Livia menatap cowok tengil itu. Rupanya ia tak sendirian. Lutvi juga ada di sebelahnya. Namun Livia sedang malas ribut. Ia memilih mengabaikan mereka dan melanjutkan niatnya menuju kelas.

"Eh, lo berdua apain tu anak? Kok dia kayak mau nangis?" tanya Rezha yang sempat berpapasan dengan Livia di depan tangga.

"Hah, nangis?" Varis terkejut. "Cuma gue timpuk kepalanya pake bola basket, kok. Masa gitu aja nangis?"

"Kayaknya sih dia lagi bad mood," kata Lutvi. "Buktinya tadi diam aja, nggak bikin geger kayak kemarin. Ah, mungkin dia masih berkabung karena Dian...."

"Hei, kapten tim basket Jakava!" seru seseorang tiba-tiba, menyebabkan Lutvi tak melanjutkan ucapannya. Saat ia dan dua lainnya menoleh, mereka menyaksikan Livia sedang menuruni tangga, lalu menghampiri mereka.

"Ada apa lo?" tanya Lutvi begitu Livia berhenti tepat di hadapannya. Mukanya yang tadi agak serius berubah songong seketika.

"Dari mana lo tahu nomor HP gue? Sore kemarin itu, beneran lo yang nelpon kan?" todong Livia langsung saja.

"Oh, gue gitu loh. Jangankan nomor HP, telapak kaki lo berapa senti aja gue bisa tahu kalau gue mau," jawab Lutvi gaya.

"Igh, gue serius!" decak Livia dengan raut kusutnya. "Apa Dian yang ngasih kontak gue ke Kak Lutvi? Jangan-jangan, cowok yang Dian temui sore itu Kak Lutvi, ya?"

"Apa? Nggak tuh. Sembarangan! Gue nggak dapet kontak lo dari Dian kali ya," jawab Lutvi segera.

"Gue dan teman-teman sekarang dicurigai sebagai pembunuh. Jadi kalau aja ada yang tahu siapa orang yang ketemu Dian sore itu, mungkin polisi bakal lebih mudah nemuin tersangka sebenarnya," Livia mengembus napas berat. "Terus kalau bukan dari Dian, Kak Lutvi dapat dari mana nomor HP gue? Soalnya pas banget. Pas Kak Lutvi nelpon waktu itu, Dian juga lagi ketemuan sama orang."

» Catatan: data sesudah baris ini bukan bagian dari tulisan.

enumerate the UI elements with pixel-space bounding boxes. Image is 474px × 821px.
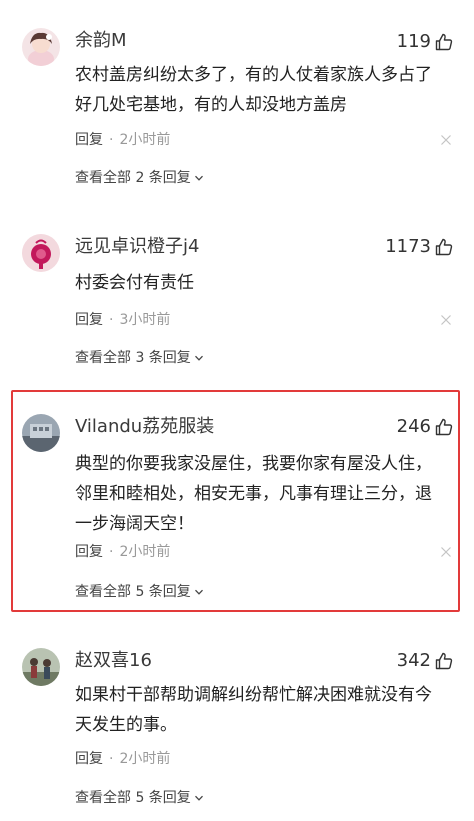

"Enak aja! Lo pikir gue ada sangkut pautnya sama kasus Dian apa?" kata Lutvi, agak kesal. "Gue dapetin nomor HP lo dari Rezha, bukan Dian."

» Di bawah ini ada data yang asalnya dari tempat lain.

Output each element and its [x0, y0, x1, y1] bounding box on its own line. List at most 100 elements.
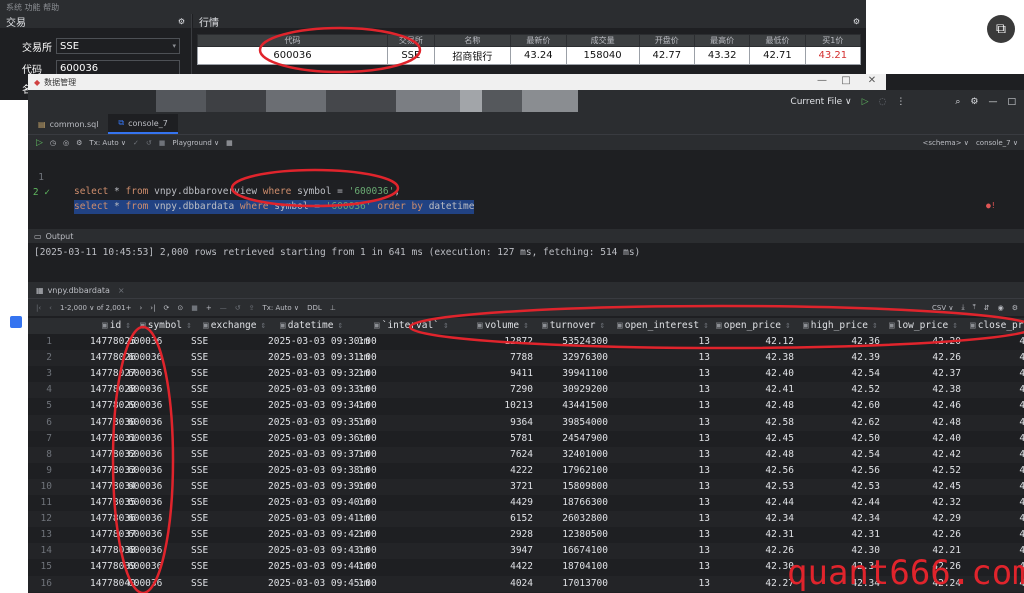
- cell-interval[interactable]: 1m: [358, 431, 369, 447]
- cell-low_price[interactable]: 42.52: [932, 463, 961, 479]
- cell-turnover[interactable]: 30929200: [562, 382, 608, 398]
- cell-interval[interactable]: 1m: [358, 350, 369, 366]
- cell-open_price[interactable]: 42.48: [765, 447, 794, 463]
- cell-interval[interactable]: 1m: [358, 527, 369, 543]
- cell-open_price[interactable]: 42.53: [765, 479, 794, 495]
- history-icon[interactable]: ◷: [50, 139, 56, 147]
- cell-symbol[interactable]: 600036: [128, 447, 162, 463]
- cell-exchange[interactable]: SSE: [191, 511, 208, 527]
- stop-icon[interactable]: ■: [191, 304, 198, 312]
- cell-low_price[interactable]: 42.46: [932, 398, 961, 414]
- cell-exchange[interactable]: SSE: [191, 576, 208, 592]
- cell-interval[interactable]: 1m: [358, 495, 369, 511]
- cell-symbol[interactable]: 600036: [128, 543, 162, 559]
- cell-exchange[interactable]: SSE: [191, 543, 208, 559]
- cell-open_price[interactable]: 42.40: [765, 366, 794, 382]
- rollback-icon[interactable]: ↺: [146, 139, 152, 147]
- close-icon[interactable]: ×: [118, 286, 125, 295]
- column-header-id[interactable]: ▣ id ⇕: [102, 318, 131, 334]
- column-header-close_price[interactable]: ▣close_price⇕: [970, 318, 1024, 334]
- cell-interval[interactable]: 1m: [358, 447, 369, 463]
- cell-interval[interactable]: 1m: [358, 382, 369, 398]
- table-row[interactable]: 7 14778031 600036 SSE 2025-03-03 09:36:00 1m 5…: [28, 431, 1024, 447]
- sort-icon[interactable]: ⇕: [443, 320, 449, 331]
- cell-high_price[interactable]: 42.53: [851, 479, 880, 495]
- cell-open_interest[interactable]: 13: [699, 463, 710, 479]
- quote-header-cell[interactable]: 最新价: [510, 34, 567, 47]
- quote-header-cell[interactable]: 开盘价: [638, 34, 695, 47]
- table-row[interactable]: 2 14778026 600036 SSE 2025-03-03 09:31:00 1m 7…: [28, 350, 1024, 367]
- cell-close_price[interactable]: 42.59: [1019, 398, 1024, 414]
- trading-menubar[interactable]: 系统 功能 帮助: [0, 0, 866, 14]
- sort-icon[interactable]: ⇕: [952, 320, 958, 331]
- cell-low_price[interactable]: 42.45: [932, 479, 961, 495]
- cell-symbol[interactable]: 600036: [128, 398, 162, 414]
- cell-low_price[interactable]: 42.20: [932, 334, 961, 350]
- cell-interval[interactable]: 1m: [358, 576, 369, 592]
- cell-open_interest[interactable]: 13: [699, 398, 710, 414]
- tab-common-sql[interactable]: ▤ common.sql: [28, 114, 108, 134]
- cell-close_price[interactable]: 42.48: [1019, 415, 1024, 431]
- table-icon[interactable]: ▦: [226, 139, 233, 147]
- cell-high_price[interactable]: 42.44: [851, 495, 880, 511]
- cell-close_price[interactable]: 42.45: [1019, 431, 1024, 447]
- cell-exchange[interactable]: SSE: [191, 398, 208, 414]
- cell-volume[interactable]: 6152: [510, 511, 533, 527]
- column-header-high_price[interactable]: ▣ high_price ⇕: [803, 318, 878, 334]
- sort-icon[interactable]: ⇕: [523, 320, 529, 331]
- sort-icon[interactable]: ⇕: [872, 320, 878, 331]
- cell-close_price[interactable]: 42.47: [1019, 479, 1024, 495]
- run-icon[interactable]: ▷: [862, 97, 869, 107]
- cell-symbol[interactable]: 600036: [128, 366, 162, 382]
- cell-high_price[interactable]: 42.56: [851, 463, 880, 479]
- cell-exchange[interactable]: SSE: [191, 382, 208, 398]
- cell-interval[interactable]: 1m: [358, 543, 369, 559]
- gear-icon[interactable]: ⚙: [1012, 304, 1018, 312]
- sort-icon[interactable]: ⇕: [125, 320, 131, 331]
- table-row[interactable]: 10 14778034 600036 SSE 2025-03-03 09:39:00 1m…: [28, 478, 1024, 495]
- download-icon[interactable]: ⤓: [962, 303, 965, 312]
- gear-icon[interactable]: ⚙: [853, 17, 860, 26]
- cell-turnover[interactable]: 18766300: [562, 495, 608, 511]
- cell-volume[interactable]: 12872: [504, 334, 533, 350]
- cell-turnover[interactable]: 43441500: [562, 398, 608, 414]
- cell-symbol[interactable]: 600036: [128, 463, 162, 479]
- cell-turnover[interactable]: 26032800: [562, 511, 608, 527]
- column-header-low_price[interactable]: ▣ low_price ⇕: [889, 318, 958, 334]
- compare-icon[interactable]: ⇵: [984, 304, 990, 312]
- refresh-icon[interactable]: ⟳: [163, 304, 169, 312]
- sort-icon[interactable]: ⇕: [785, 320, 791, 331]
- cell-exchange[interactable]: SSE: [191, 350, 208, 366]
- cell-low_price[interactable]: 42.48: [932, 415, 961, 431]
- first-page-icon[interactable]: |‹: [36, 304, 41, 312]
- cell-exchange[interactable]: SSE: [191, 495, 208, 511]
- zoom-icon[interactable]: ⊙: [177, 304, 183, 312]
- result-tx-select[interactable]: Tx: Auto ∨: [262, 304, 299, 312]
- cell-exchange[interactable]: SSE: [191, 463, 208, 479]
- cell-open_price[interactable]: 42.44: [765, 495, 794, 511]
- commit-icon[interactable]: ✓: [133, 139, 139, 147]
- cell-volume[interactable]: 4222: [510, 463, 533, 479]
- cell-turnover[interactable]: 12380500: [562, 527, 608, 543]
- pin-icon[interactable]: ⊥: [330, 304, 336, 312]
- cell-symbol[interactable]: 600036: [128, 576, 162, 592]
- cell-low_price[interactable]: 42.40: [932, 431, 961, 447]
- gear-icon[interactable]: ⚙: [970, 97, 978, 107]
- ddl-button[interactable]: DDL: [307, 304, 322, 312]
- cell-high_price[interactable]: 42.36: [851, 334, 880, 350]
- cell-high_price[interactable]: 42.50: [851, 431, 880, 447]
- cell-symbol[interactable]: 600036: [128, 350, 162, 366]
- column-header-symbol[interactable]: ▣ symbol ⇕: [140, 318, 192, 334]
- cell-close_price[interactable]: 42.33: [1019, 334, 1024, 350]
- sort-icon[interactable]: ⇕: [703, 320, 709, 331]
- sort-icon[interactable]: ⇕: [600, 320, 606, 331]
- column-header-open_price[interactable]: ▣ open_price ⇕: [716, 318, 791, 334]
- warning-icon[interactable]: ●!: [986, 199, 996, 213]
- cell-open_interest[interactable]: 13: [699, 559, 710, 575]
- cell-open_price[interactable]: 42.38: [765, 350, 794, 366]
- quote-header-cell[interactable]: 名称: [433, 34, 512, 47]
- screenshot-icon[interactable]: ⧉: [987, 15, 1015, 43]
- cell-high_price[interactable]: 42.62: [851, 415, 880, 431]
- column-header-datetime[interactable]: ▣ datetime ⇕: [280, 318, 343, 334]
- cell-low_price[interactable]: 42.42: [932, 447, 961, 463]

"Hah, Kak Rezha?" Livia spontan menatap cowok yang disebut, yang berdiri di dekatnya. "Gimana bisa?"

"Kenapa nggak bisa? Kan lo sendiri yang ngehubungin gue duluan. Amnesia lo?" lontar Rezha sinis.

"Eh, kapan? Kapan gue ngehubungin Kak Rezha? Asal banget," dumal Livia, memandang Rezha bak pembual nomor satu di Indonesia.

"Bentar, kayaknya gue belum hapus pesan lo sebagai buktinya." Rezha mengambil ponselnya dari saku samping celana. Ia menggeser layar beberapa kali lantas memperlihatkan sebuah pesan pada Livia.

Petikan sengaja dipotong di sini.